Call Center Scheduling Featured Article
Cloud-Based Workforce Management Helps Manage Holiday Hiring
With Halloween over, retailers are beginning to make their big ramp-up to the holiday season. It’s the most important time of the year for most retailers, and a bad holiday season can translate to a bad year when it comes to sales and profit. Luckily, a majority of retailers say they’re optimistic about the coming holiday season. A study by First Insight and Fung Global Retail and Technology found that nearly three-quarters of retailers are optimistic about the upcoming holiday season, and about a third say they’re extremely optimistic. More than 60 percent of retailers surveyed believe that holiday sales will increase compared to last year, and about 25 percent expect sales to increase between five and 10 percent.
In order to reap all these retail sales, however, most companies that rely on holiday consumer spending need to have the right infrastructure in place to sell and support customers. As a result, holiday hiring is also in high gear. For many organizations, adding temporary staff to the contact center is one of the most urgent needs. Ralph Lauren recently announced that it’s looking to hire more than 600 people in North Carolina for both contact center and warehouse jobs. Retail giant Amazon is seeking to hire people in 20 states for home-based virtual contact center jobs, and WalMart has announced it plans to bring a whopping 20,000 workers aboard for temporary contact center jobs during the holiday season.
Finding people willing to work seasonal contact center jobs isn’t the hard part.
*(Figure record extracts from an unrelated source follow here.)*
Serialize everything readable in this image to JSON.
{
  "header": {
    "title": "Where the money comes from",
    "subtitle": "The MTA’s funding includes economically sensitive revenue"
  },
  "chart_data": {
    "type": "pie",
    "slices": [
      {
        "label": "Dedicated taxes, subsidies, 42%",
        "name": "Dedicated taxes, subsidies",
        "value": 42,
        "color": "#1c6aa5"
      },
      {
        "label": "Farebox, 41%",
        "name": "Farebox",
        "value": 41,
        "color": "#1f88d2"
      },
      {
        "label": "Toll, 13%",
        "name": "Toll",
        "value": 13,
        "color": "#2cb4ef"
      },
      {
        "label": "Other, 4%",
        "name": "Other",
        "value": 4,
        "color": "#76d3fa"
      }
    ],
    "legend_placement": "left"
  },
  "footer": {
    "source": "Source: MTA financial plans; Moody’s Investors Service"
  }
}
That comes when attempting to integrate dozens, hundreds or even thousands of freshmen workers into the customer support infrastructure. Workforce management, which companies use to ensure the right number of workers with the right skills are working at the right times to enable a great customer experience, hasn’t always been able to cope with temporary and part-time workers. Software-based solutions or spreadsheets are inflexible, cumbersome and nearly impossible to manage across multiple work sites.
While new and temporary workers can be a great boon for basic customer queries, it’s not ideal to put them on the phone with long-time customers, big buyers or customers with complex questions, according to a recent blog post by Monet Software (News - Alert) CEO Chuck Ciarlo.
“When you have a mix of full-time and temporary agents on the floor, have a system in place to route the more complicated calls to experienced agents, leaving new hires free to handle more basic transactions,” he wrote.
Cloud-based workforce management solutions are ideal for helping companies temporarily ramp-up their workforces. Employees can be quickly added (and removed, come January after returns season is over), and workers can be included no matter where they are physically working: from home or from satellite offices, for example. Managers are able to build one large virtual workforce that can be managed as single entity, eliminating unnecessary manpower, duplicate efforts or scheduling errors. It’s also the best way to avoid “agent burnout,” which is common during the holiday times. (There’s a reason that “Black Friday (News - Alert)” got its nickname by retail workers.)
This holiday season, customers will come in droves. Ensure that you have the manpower to greet them, but also ensure that quality, adherence and first-call resolution don’t take a back seat.